I am trying to make a pub/sub infra using faye (nodejs). I wish to know whether horizontal scaling would be possible or not. One nodejs process will run on single core, so when people are talking about clustering, they talk about creating multiple processes on the same machine, sharing a port, and sharing data through redis. Like this:
http://www.davidado.com/2013/12/18/using-node-js-cluster-with-socket-io-for-push-notifications/

Firstly, I don't understand how we make sure that each of the forked processes goes to a different core. If I fork 10 node servers on a machine with 4 cores, is it taken care that they are equally distributed?

What if I wish to add is a new machine, and thus scale it. I have not seen any such support anywhere. I am not sure if it is even possible to do it. Let's say somehow multiple nodes are being used and there is some load balancer. But one client will connect to only one server process. So when a client C1 publishes on a channel on which a client C2 has subscribed, and C1 is connected to process P1 and C2 is connected to process P2, how will P1 publish the message to C2 when it doesn't have the connection?

This would probably be possible in case of a single machine, because the cluster module enables all processes to share the same port and the connections too.

I am fairly new to the web world, as well as nodejs and faye. Please enlighten me if there is something wrong in the question.

neeraj
  • 1,191
  • 4
  • 19
  • 47

1 Answers1

0

You are correct in thinking that the cluster module allows multiple cores to be used on a single machine.
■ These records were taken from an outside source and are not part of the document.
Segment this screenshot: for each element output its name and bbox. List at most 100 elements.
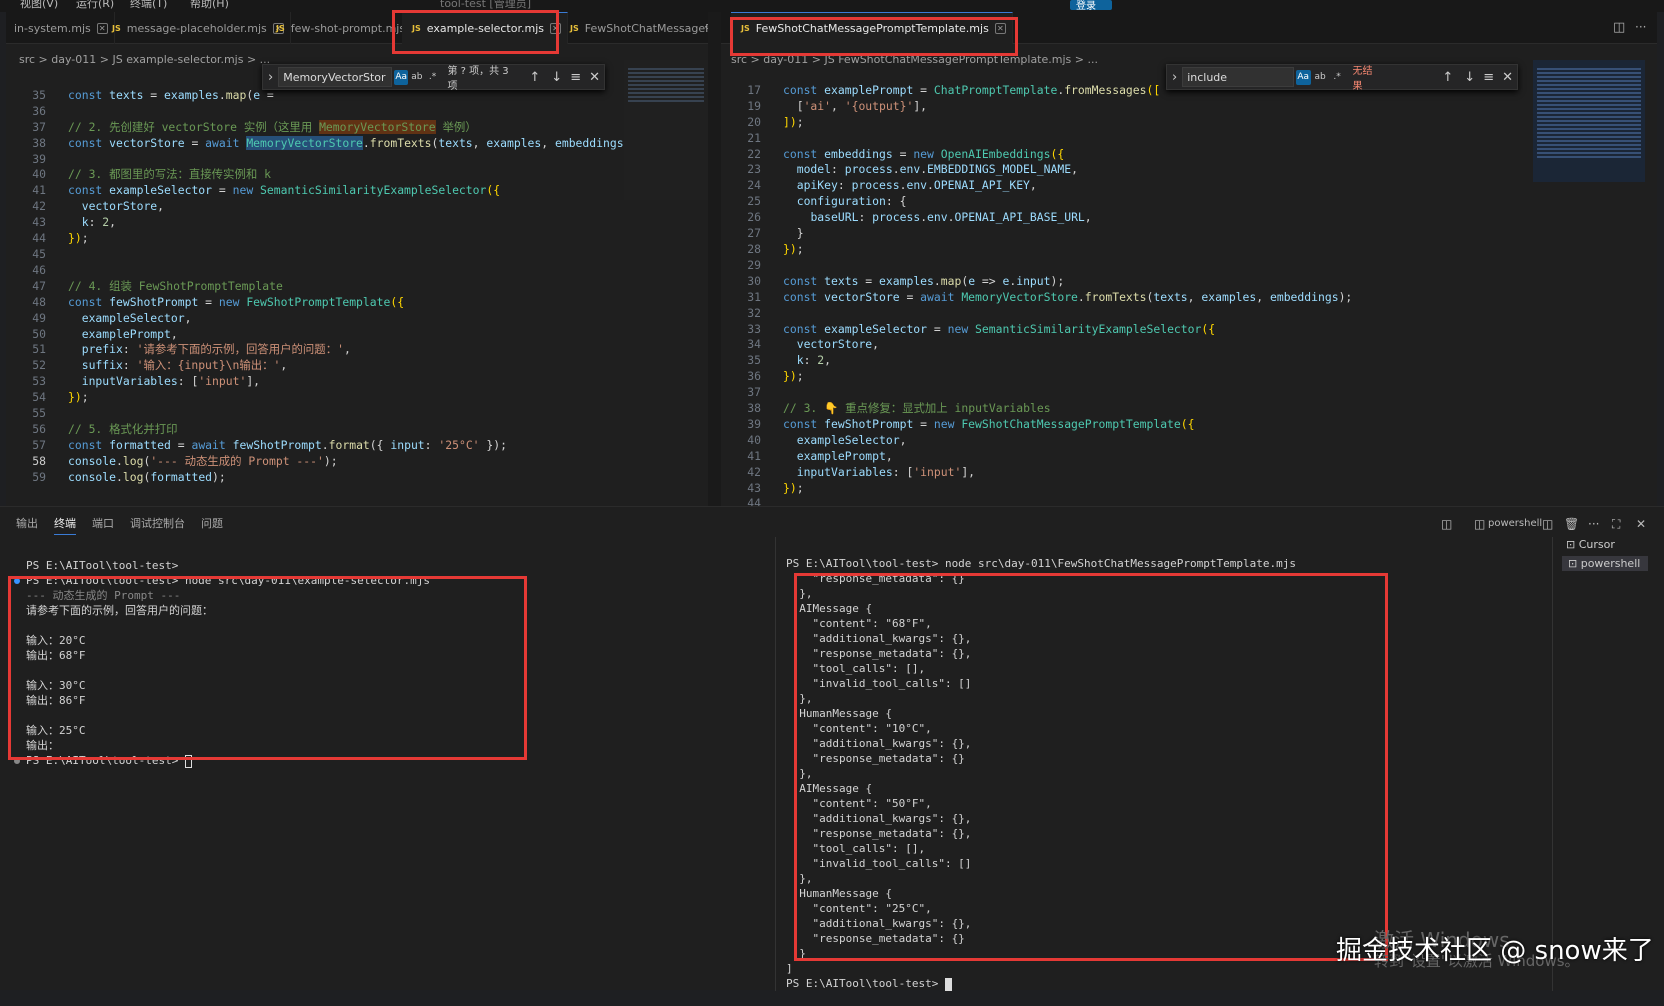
menu-view[interactable]: 视图(V): [20, 0, 58, 11]
terminal-line-text: "invalid_tool_calls": []: [786, 677, 972, 690]
line-number: 58: [32, 453, 46, 468]
terminal-list-divider: [1552, 537, 1553, 991]
tab-message-placeholder[interactable]: JS message-placeholder.mjs ✕: [102, 12, 291, 44]
terminal-line-text: "response_metadata": {}: [786, 752, 965, 765]
split-icon[interactable]: ◫: [1542, 517, 1553, 531]
breadcrumb[interactable]: src > day-011 > JS FewShotChatMessagePro…: [731, 53, 1098, 66]
terminal-line: "response_metadata": {},: [786, 647, 971, 660]
chevron-right-icon[interactable]: ›: [268, 70, 273, 85]
code-line: 21: [721, 131, 783, 145]
line-number: 22: [747, 146, 761, 161]
regex-icon[interactable]: .*: [1330, 70, 1345, 85]
close-icon[interactable]: ✕: [1636, 517, 1646, 531]
left-terminal[interactable]: PS E:\AITool\tool-test> PS E:\AITool\too…: [14, 543, 430, 783]
code-line: 57 const formatted = await fewShotPrompt.…: [6, 438, 507, 452]
terminal-item-cursor[interactable]: ⊡ Cursor: [1566, 538, 1615, 551]
panel-tab-output[interactable]: 输出: [16, 515, 38, 531]
terminal-line: --- 动态生成的 Prompt ---: [14, 589, 180, 602]
terminal-item-powershell[interactable]: ⊡ powershell: [1562, 556, 1649, 571]
editor-split-sash[interactable]: [708, 12, 721, 506]
line-number: 17: [747, 82, 761, 97]
minimap[interactable]: [624, 60, 708, 200]
right-code-area[interactable]: 17 const examplePrompt = ChatPromptTempla…: [721, 67, 1657, 506]
terminal-line: ]: [786, 962, 793, 975]
split-editor-icon[interactable]: ◫: [1613, 20, 1625, 35]
arrow-down-icon[interactable]: ↓: [551, 70, 562, 85]
code-line: 54});: [6, 390, 88, 404]
whole-word-icon[interactable]: ab: [1313, 70, 1328, 85]
find-in-selection-icon[interactable]: ≡: [570, 70, 581, 85]
panel-tab-problems[interactable]: 问题: [201, 515, 223, 531]
code-line: 28});: [721, 242, 803, 256]
terminal-line-text: --- 动态生成的 Prompt ---: [26, 589, 181, 602]
command-center-search[interactable]: tool-test [管理员]: [440, 0, 531, 11]
panel-tab-terminal[interactable]: 终端: [54, 515, 76, 535]
terminal-line-text: ]: [786, 962, 793, 975]
regex-icon[interactable]: .*: [426, 70, 440, 85]
more-actions-icon[interactable]: ···: [1588, 517, 1599, 531]
terminal-line: 请参考下面的示例，回答用户的问题：: [14, 604, 213, 617]
terminal-line: PS E:\AITool\tool-test> node src\day-011…: [14, 574, 430, 587]
panel-tab-debug-console[interactable]: 调试控制台: [130, 515, 185, 531]
chevron-right-icon[interactable]: ›: [1172, 70, 1177, 85]
panel-tab-ports[interactable]: 端口: [92, 515, 114, 531]
menu-terminal[interactable]: 终端(T): [130, 0, 167, 11]
terminal-line-text: "content": "68°F",: [786, 617, 932, 630]
menu-help[interactable]: 帮助(H): [190, 0, 229, 11]
find-query: MemoryVectorStor: [283, 70, 386, 84]
line-number: 23: [747, 162, 761, 177]
find-in-selection-icon[interactable]: ≡: [1483, 70, 1494, 85]
terminal-line-text: "additional_kwargs": {},: [786, 632, 972, 645]
code-line: 24 apiKey: process.env.OPENAI_API_KEY,: [721, 178, 1037, 192]
close-icon[interactable]: ✕: [994, 23, 1006, 34]
terminal-split-sash[interactable]: [775, 537, 776, 991]
terminal-line-text: 输出：: [26, 739, 59, 752]
line-number: 48: [32, 294, 46, 309]
terminal-line-text: "response_metadata": {},: [786, 827, 972, 840]
code-line: 51 prefix: '请参考下面的示例，回答用户的问题：',: [6, 342, 351, 356]
find-input[interactable]: include: [1182, 67, 1294, 87]
line-number: 43: [747, 480, 761, 495]
line-number: 34: [747, 337, 761, 352]
code-line: 38// 3. 👇 重点修复：显式加上 inputVariables: [721, 401, 1050, 415]
tab-fewshotchat-preview[interactable]: JS FewShotChatMessagePr: [560, 12, 708, 44]
new-terminal-icon[interactable]: ◫: [1441, 517, 1452, 531]
tab-label: few-shot-prompt.mjs: [290, 21, 406, 35]
find-input[interactable]: MemoryVectorStor: [278, 67, 393, 87]
code-line: 36});: [721, 369, 803, 383]
left-code-area[interactable]: 35 const texts = examples.map(e = 36 37//…: [6, 72, 708, 501]
code-line: 42 inputVariables: ['input'],: [721, 465, 975, 479]
line-number: 43: [32, 215, 46, 230]
code-line: 36: [6, 104, 68, 118]
terminal-line: 输出：: [14, 739, 59, 752]
trash-icon[interactable]: 🗑: [1564, 517, 1579, 531]
terminal-line-text: 输入：30°C: [26, 679, 86, 692]
terminal-line: HumanMessage {: [786, 707, 892, 720]
whole-word-icon[interactable]: ab: [410, 70, 424, 85]
arrow-up-icon[interactable]: ↑: [1442, 70, 1453, 85]
right-terminal[interactable]: PS E:\AITool\tool-test> node src\day-011…: [786, 541, 1296, 1006]
arrow-down-icon[interactable]: ↓: [1464, 70, 1475, 85]
status-dot: [14, 563, 20, 569]
more-actions-icon[interactable]: ···: [1635, 20, 1646, 34]
terminal-line-text: "content": "10°C",: [786, 722, 932, 735]
close-icon[interactable]: ✕: [589, 70, 600, 85]
match-case-icon[interactable]: Aa: [394, 69, 409, 85]
minimap[interactable]: [1533, 60, 1645, 182]
maximize-icon[interactable]: ⛶: [1612, 517, 1620, 532]
tab-example-selector[interactable]: JS example-selector.mjs ✕: [402, 12, 568, 44]
tab-fewshotchat[interactable]: JS FewShotChatMessagePromptTemplate.mjs ✕: [731, 12, 1013, 44]
split-terminal-icon[interactable]: ◫: [1474, 517, 1485, 531]
tab-label: message-placeholder.mjs: [126, 21, 267, 35]
breadcrumb[interactable]: src > day-011 > JS example-selector.mjs …: [19, 53, 270, 66]
terminal-line: [14, 664, 26, 677]
tab-in-system[interactable]: in-system.mjs ✕: [6, 12, 115, 44]
menu-run[interactable]: 运行(R): [76, 0, 114, 11]
js-file-icon: JS: [412, 24, 421, 33]
arrow-up-icon[interactable]: ↑: [529, 70, 540, 85]
status-dot: [14, 668, 20, 674]
code-line: 44});: [6, 231, 88, 245]
close-icon[interactable]: ✕: [1502, 70, 1513, 85]
match-case-icon[interactable]: Aa: [1295, 69, 1311, 85]
line-number: 45: [32, 246, 46, 261]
The cluster module allows the same application to be spawned multiple times whilst listening to the same port. The distribution amongst the cores is down to the operating system, so if you have 10 processes and 4 cores then the OS will figure out how best to distribute them (as long as they haven't been spawned with a set affinity). By default this shouldn't be a concern for you.

Load-balancing can be done through node too but that is separate from clustering. Instead you would have a separate application that would grab the load statistics on each running server and proxy the http request to the most appropriate server (using http-proxy as an example). A very primitive load balancer will send one request to each running server instance incrementally to give an even distribution.

The final point about sharing messages between all the instances assumes that there is a single point where all the messages are held. In the article you linked to they assume that there is only one server and all the processes share access to the redis instance. As they all access the same redis instance, all processes will be able to receive the same messages. If we're going to start thinking about multiple servers that are in different locations in the world that all have different message stores (i.e. their own redis instances) then we get into the domain of 'replication'. Some data stores are built with this in mind and redis is one of them. You end up with a 'master' set of data and a set of 'slaves' that will periodically update with the master and grab anything they are missing. It is important to note here that messages will not be sent in 'real-time' here unless you have a very intensive replication process.

In conclusion, developers go through this chain of scaling for their applications. The first is to make the application multi-process (the cluster module). The second is to have a load balancer that proxies the http request to the appropriate server that is running the multi-process application. The third is to replicate the datastores so that the servers can run independently but keep in sync with each other.

DF_
  • 3,743
  • 25
  • 34